May 14, 2012
Album: Bloom - Beach House

I saw Beach House perform the fall after Teen Dream was released.  The band wore sweaters and sat between two large silver pyramids.  Aside from this, the stage remained dark.  As the songs hit their chorus, tiny lights would flutter and twinkle behind them like a star field.  It created a mystic atmosphere that encapsulates what it is to listen to any Beach House song.  As you listen, you can almost see the stars fluttering.

Their new album, Bloom, opens with its first single, Myth, in a dance of keys with a brooding bass behind them.  “Help me today,” Legrand sings.  “What comes after this?  Momentary bliss.  Consequence.”  The song becomes elevated by brighter guitar, cleaner drums.  There’s a vague surfer like vibe behind it all, and though the name Beach House might suggest that it should be there, on first listen it’s something of a surprise.  Later songs like Other People even end in the sounds of the seashore.  Seagulls, the ocean air, the wind whipping by.

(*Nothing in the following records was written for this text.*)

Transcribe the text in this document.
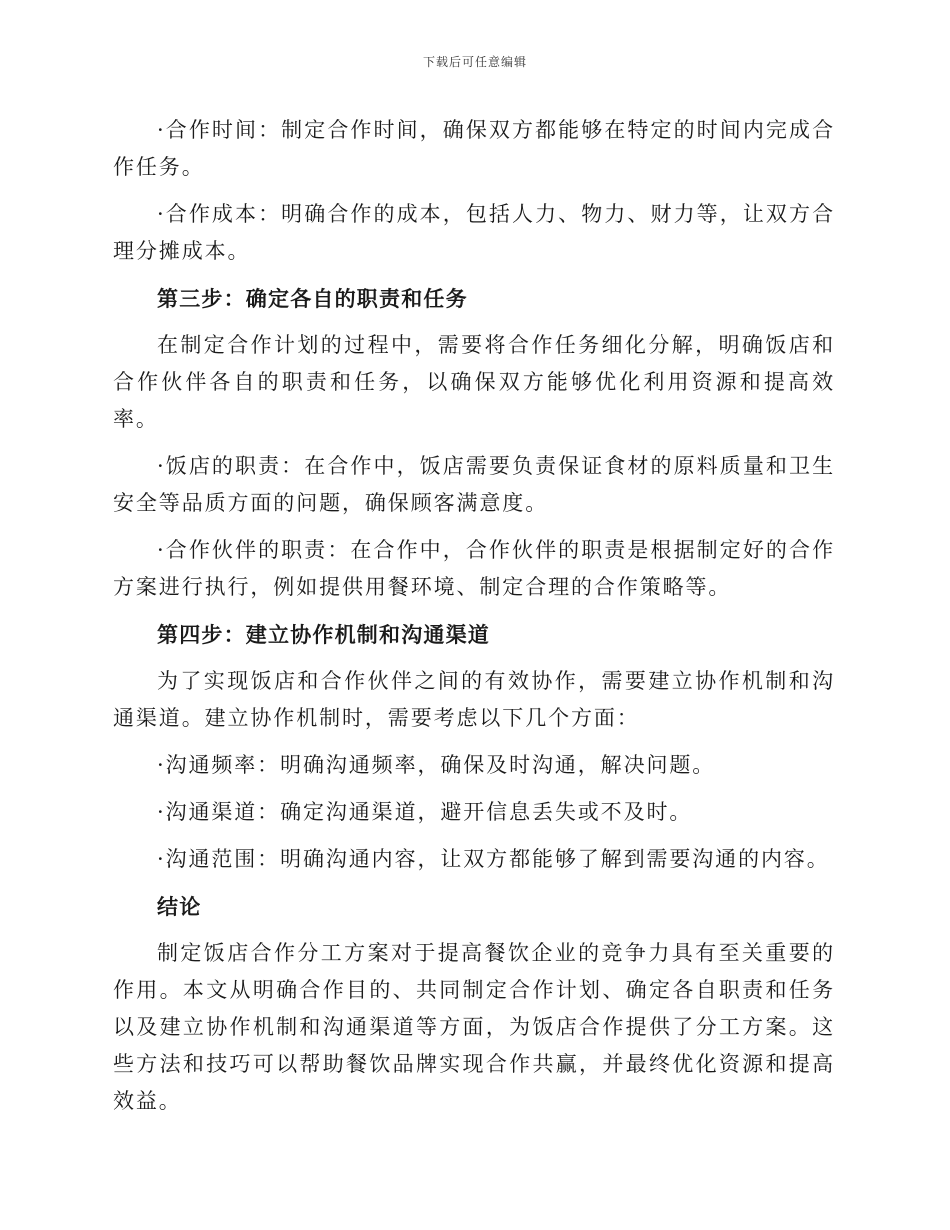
下载后可任意编辑

·合作时间：制定合作时间，确保双方都能够在特定的时间内完成合作任务。

·合作成本：明确合作的成本，包括人力、物力、财力等，让双方合理分摊成本。

第三步：确定各自的职责和任务

在制定合作计划的过程中，需要将合作任务细化分解，明确饭店和合作伙伴各自的职责和任务，以确保双方能够优化利用资源和提高效率。

·饭店的职责：在合作中，饭店需要负责保证食材的原料质量和卫生安全等品质方面的问题，确保顾客满意度。

·合作伙伴的职责：在合作中，合作伙伴的职责是根据制定好的合作方案进行执行，例如提供用餐环境、制定合理的合作策略等。

第四步：建立协作机制和沟通渠道

为了实现饭店和合作伙伴之间的有效协作，需要建立协作机制和沟通渠道。建立协作机制时，需要考虑以下几个方面：

·沟通频率：明确沟通频率，确保及时沟通，解决问题。

·沟通渠道：确定沟通渠道，避开信息丢失或不及时。

·沟通范围：明确沟通内容，让双方都能够了解到需要沟通的内容。

结论

制定饭店合作分工方案对于提高餐饮企业的竞争力具有至关重要的作用。本文从明确合作目的、共同制定合作计划、确定各自职责和任务以及建立协作机制和沟通渠道等方面，为饭店合作提供了分工方案。这些方法和技巧可以帮助餐饮品牌实现合作共赢，并最终优化资源和提高效益。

Each song works in the same space, but they tend to be differentiated by a focus on certain sounds.  Lazuli starts with guitar plucks that sound like an eight-bit bleep before exploding into a fullness that surrounds the listener.  The Hours has guitar’s groaning like a 90s rock ballad.  “Change your mind, don’t care about me,” Legrand sings, “Don’t leave without me.”  Much of the lyrics seem to focus on a very specific “I”.  The “I” is usually hurting.  In Wild we hear that, “Our father won’t come home ‘cus he is seeing double.”  It’s a weird knowledge for someone who must be so young.  The dreamy escapism of Beach House lends itself to this.

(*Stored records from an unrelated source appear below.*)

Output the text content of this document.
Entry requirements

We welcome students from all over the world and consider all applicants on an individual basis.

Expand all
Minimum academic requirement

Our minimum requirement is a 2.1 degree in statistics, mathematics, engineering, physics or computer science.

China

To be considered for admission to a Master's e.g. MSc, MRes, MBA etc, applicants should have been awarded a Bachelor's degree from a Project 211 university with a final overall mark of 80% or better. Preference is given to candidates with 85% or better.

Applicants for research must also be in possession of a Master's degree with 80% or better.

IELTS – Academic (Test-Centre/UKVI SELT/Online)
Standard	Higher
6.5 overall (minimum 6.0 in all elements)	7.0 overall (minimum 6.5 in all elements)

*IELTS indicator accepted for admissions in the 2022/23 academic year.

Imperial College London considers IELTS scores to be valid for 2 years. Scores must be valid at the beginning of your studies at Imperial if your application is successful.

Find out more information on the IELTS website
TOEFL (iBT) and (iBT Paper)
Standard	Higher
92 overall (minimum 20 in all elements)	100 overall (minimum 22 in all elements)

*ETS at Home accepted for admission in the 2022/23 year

While Legrand’s vocals can be striking, particularly with her deepness, she can be a bit unintelligible, which hurts the lyrical power.  The album seems to be strongest during tracks like Wishes, tracks a little further differentiated than everything else.  It’s a darker piece that has a bit less dreaminess and a bit more physical presence of Legrand’s voice and the other instruments.  At one point the guitar thumps forward and twitches beside her.

Beach House’s shtick, love it or hate it, is in almost every single song here.  We get it.  There’s moody bass and deep vocals, and as the chorus hits it all rises into sparkles.  This album is a lot like Teen Dream, and for many people that’s a good thing to hear.  In many ways, it was hardly a surprise when during their performance lights began to twinkle behind them.  It’s an image that so clearly manifests itself in their sound, it’s hardly necessary to show it to us.